Looking west from Flat Iron

Looking west from Flat Iron – by Matt

View of the Valley from Flat Iron

View of the Valley from Flat Iron – by… uh… maybe me?

Toes & Cliffs

Toes & Cliffs – by me!


Once I have finished playing around on the top of the mountain, it’s time to head down. Down is fun. As you might remember, I love flying down hills. This one is no different, it’s just way more dangerous and makes my heart sing. On the way down I get to hop from boulder to boulder down the mountain. It’s not quite runnable for me, at least not yet, but I get moving at a pretty good rate. Today I was wearing my Vibram Five Fingers (as usual) and had many questions from people on their way up about my shoes and what I thought about them, especially out there on that rocky trail. I love them, obviously, or I wouldn’t be flying over boulders in them! I have excellent ground contact in them, so I can feel what is going on underneath me. This means that I am generally really good at catching a slip before it becomes a fall.

Time to go back down... that.

Time to go back down… that. – by me again, I think?

Other Hikers

The trail this morning was the busiest that I’ve ever seen it.

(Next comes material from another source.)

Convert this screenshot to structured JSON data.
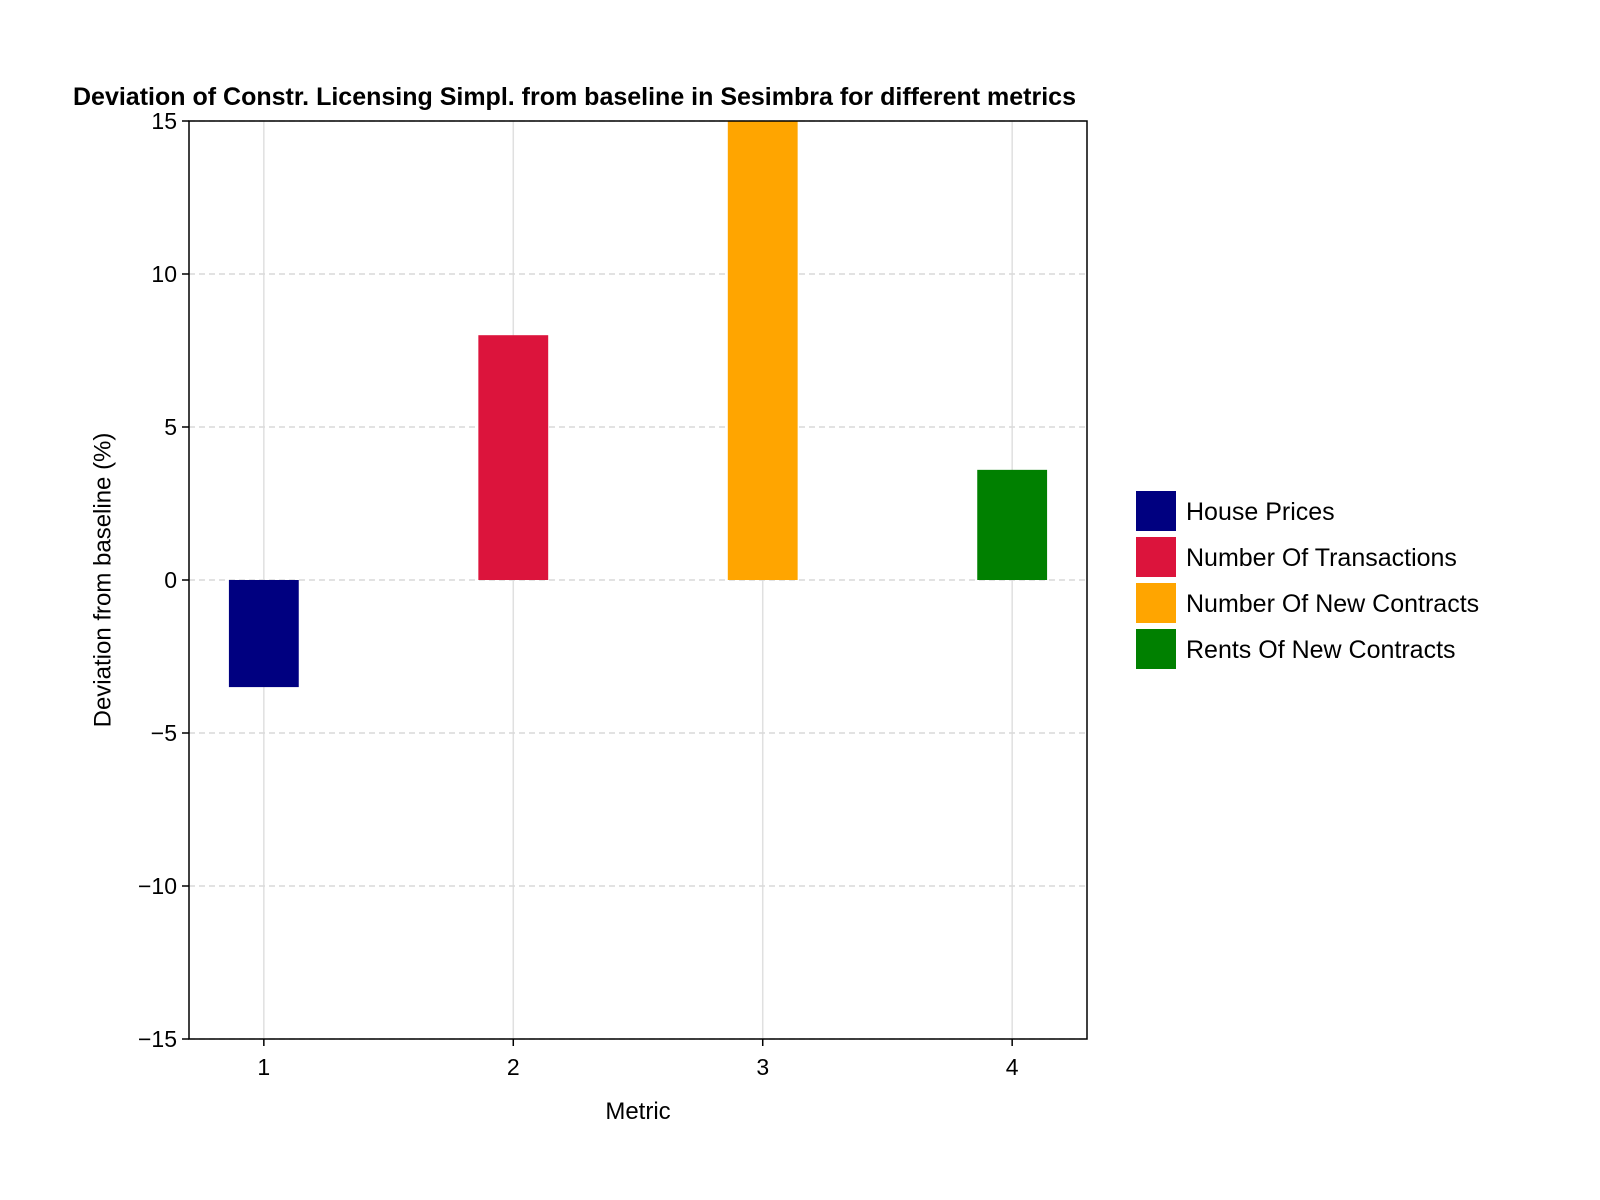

Everyone was out and wanted to get in the nice Arizona weather (I think it got into the 80’s today?). I prefer solitude on my hikes/runs, but I actually enjoyed the other people on the trail today. Most of them seemed to be the avid outdoorsy type- my kind of people! It was fun discussing the trail, shoes, other trails in the area, even helping people out by taking pictures of friends together at the summit. There was a sense of community- we were all in the climb together!

The End

Getting back to the parking lot felt wonderful! I’d been looking forward to my post-run/hike Coke for the full three miles back down and couldn’t wait to crack it open. The delicious burn of the soda down my throat was epic and a perfect end to a perfect morning.

See that outcropping that on the right of the shot that looks like a Flat Iron?

See that outcropping on the right of the shot that looks like a Flat Iron? – by me?

Shadows from the top

Shadows from the top – by me

To see some cool pictures of other people’s awesome climbs at high locations go to:

For more information on this park visit:

PS- After publishing this, I realized some people might not realize there is a fee associated with entry. Currently that fee is $7.